A Poem by Stephen Emerick

There is no time for
The rising of dough, nor the raising of children
Nor the baking of bread
When the winged words of death
Spring from your mouth
And we must drape the
Black-laced garment
Of the non-living
Upon the clocks lifeless hands of
Time waiting patiently, outstretched upon
The bedroom wall

 

 

 

  When a loved one’s life (as we know it) comes to an end… there is to be a new beginning. Whether you believe in an afterlife or not: there is a life after death. We must nurture it. When we don’t do this (or know how) we experience depression, fear, anxiety, and sometimes despair. 

 

  When a life ends ~ the relationship does not. The life as we knew it changed. The person in body is gone. They have dropped their robe. Passed over. Died. These are words we use to try to understand or speak about the experience. 

 

  Yet the relationship can go on. How? 

 

  1. Your loved one deserves a place in the continuity and movement of your life! As your life continues to develop they have a part in it. As a form of guidance, inspiration, deep love, wisdom, remembrance. And of course, missing them! 

 

  2. Don’t make the mistake of “eliminating” your relationship with this person (thinking it is over just because they dropped their robe/died). A robe of many colors, worn, carried, shared, dropped, is still a robe of many colors.

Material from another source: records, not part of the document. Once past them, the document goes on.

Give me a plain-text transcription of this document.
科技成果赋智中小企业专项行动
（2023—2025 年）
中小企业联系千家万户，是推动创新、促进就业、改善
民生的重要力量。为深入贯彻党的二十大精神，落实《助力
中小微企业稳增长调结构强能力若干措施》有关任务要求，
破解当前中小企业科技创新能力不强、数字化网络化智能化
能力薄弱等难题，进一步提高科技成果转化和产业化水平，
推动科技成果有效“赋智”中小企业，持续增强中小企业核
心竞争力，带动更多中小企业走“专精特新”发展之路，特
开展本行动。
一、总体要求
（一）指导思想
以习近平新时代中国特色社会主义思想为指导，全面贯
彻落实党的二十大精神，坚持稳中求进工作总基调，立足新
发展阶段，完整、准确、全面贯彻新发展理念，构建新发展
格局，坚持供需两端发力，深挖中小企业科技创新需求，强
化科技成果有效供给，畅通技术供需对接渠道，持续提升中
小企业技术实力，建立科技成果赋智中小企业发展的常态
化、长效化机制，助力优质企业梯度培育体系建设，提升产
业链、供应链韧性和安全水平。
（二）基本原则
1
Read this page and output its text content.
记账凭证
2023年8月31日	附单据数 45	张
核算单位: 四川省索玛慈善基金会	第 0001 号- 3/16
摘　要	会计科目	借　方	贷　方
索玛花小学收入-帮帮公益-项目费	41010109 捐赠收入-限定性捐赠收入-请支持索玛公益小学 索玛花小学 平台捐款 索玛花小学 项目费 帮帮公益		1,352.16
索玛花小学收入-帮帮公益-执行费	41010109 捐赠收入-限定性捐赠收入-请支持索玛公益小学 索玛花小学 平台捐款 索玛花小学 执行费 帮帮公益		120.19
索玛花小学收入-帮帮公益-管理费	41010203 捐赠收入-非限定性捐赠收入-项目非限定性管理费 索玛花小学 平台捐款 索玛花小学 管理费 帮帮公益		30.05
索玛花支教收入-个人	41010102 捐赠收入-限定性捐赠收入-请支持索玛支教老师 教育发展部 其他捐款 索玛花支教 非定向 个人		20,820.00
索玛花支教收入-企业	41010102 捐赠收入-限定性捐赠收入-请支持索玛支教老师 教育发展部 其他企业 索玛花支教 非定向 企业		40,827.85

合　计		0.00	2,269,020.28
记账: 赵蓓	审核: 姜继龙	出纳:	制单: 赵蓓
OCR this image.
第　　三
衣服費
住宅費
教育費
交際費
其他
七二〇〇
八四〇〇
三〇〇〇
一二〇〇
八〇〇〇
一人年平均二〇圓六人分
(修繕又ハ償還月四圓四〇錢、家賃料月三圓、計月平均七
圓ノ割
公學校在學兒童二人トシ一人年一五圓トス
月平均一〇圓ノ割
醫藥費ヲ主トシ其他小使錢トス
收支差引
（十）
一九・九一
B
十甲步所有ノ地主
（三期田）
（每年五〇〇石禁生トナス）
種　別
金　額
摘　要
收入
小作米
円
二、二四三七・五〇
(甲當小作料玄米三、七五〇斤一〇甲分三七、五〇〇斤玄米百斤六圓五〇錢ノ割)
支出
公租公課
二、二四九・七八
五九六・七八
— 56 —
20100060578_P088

It will always be a part of the color of our lives. 

 

  Color is as energy, vibration, prayer, and movement: it can change forms and expression but it cannot be destroyed.

 

  1. Continue to nurture the relationship! Be mindful of the inner importance that they have/had in your life. The relationship goes on in: remembrance; reflection; dreams; memories. Be mindful of the sacred places and spaces where you were in relationship with this person. Take some of their clothing and sew a covering to wear in remembrance or prayer. Keep a memento in a medicine bag. A lock of their hair. Something to share in prayer or with others in remembrance and gratitude.

 

  2.  Mindful Journey Journal. Keep mindful about the relationship (journal about it, or dance it, sing it, paint it!). 

 

  As it develops in this new dimension - in dreams, recollections, sacred places-make an entry in your journal. This active reflection helps you see the ongoing, still unfolding relationship!

 

 

  1.  Finish the unfinished business: If there are apologies, requests for forgiveness or things you wish you had said…. go ahead and do that now. Write them out, speak them to the loves one’s picture or special place. Share this with a friend of great trust if you choose. But do this important work. Make room for love.

 

  2.  Embody the relationship: Our muscles, heart, mind and spiritual memory and life is with us always. Just as we may have a “body of work” that we are about (professionally)…. we can also “embody the relationship” with our loved one. Healing is to continue in life. It does no one any good if we carry bitterness or resentments of the loss. This can make one sick. It blocks healing. 

 

  Help the body to heal: forgive, remember, love, grieve, celebrate, pray, and have gratitude. This makes room for more of relationship into the days and years ahead.

 

  In the one breath of life our loved one had, you were part of it.

 

  You still are. They still can be. Make it a blessing.

 

  Embody the love! Embody the relationship!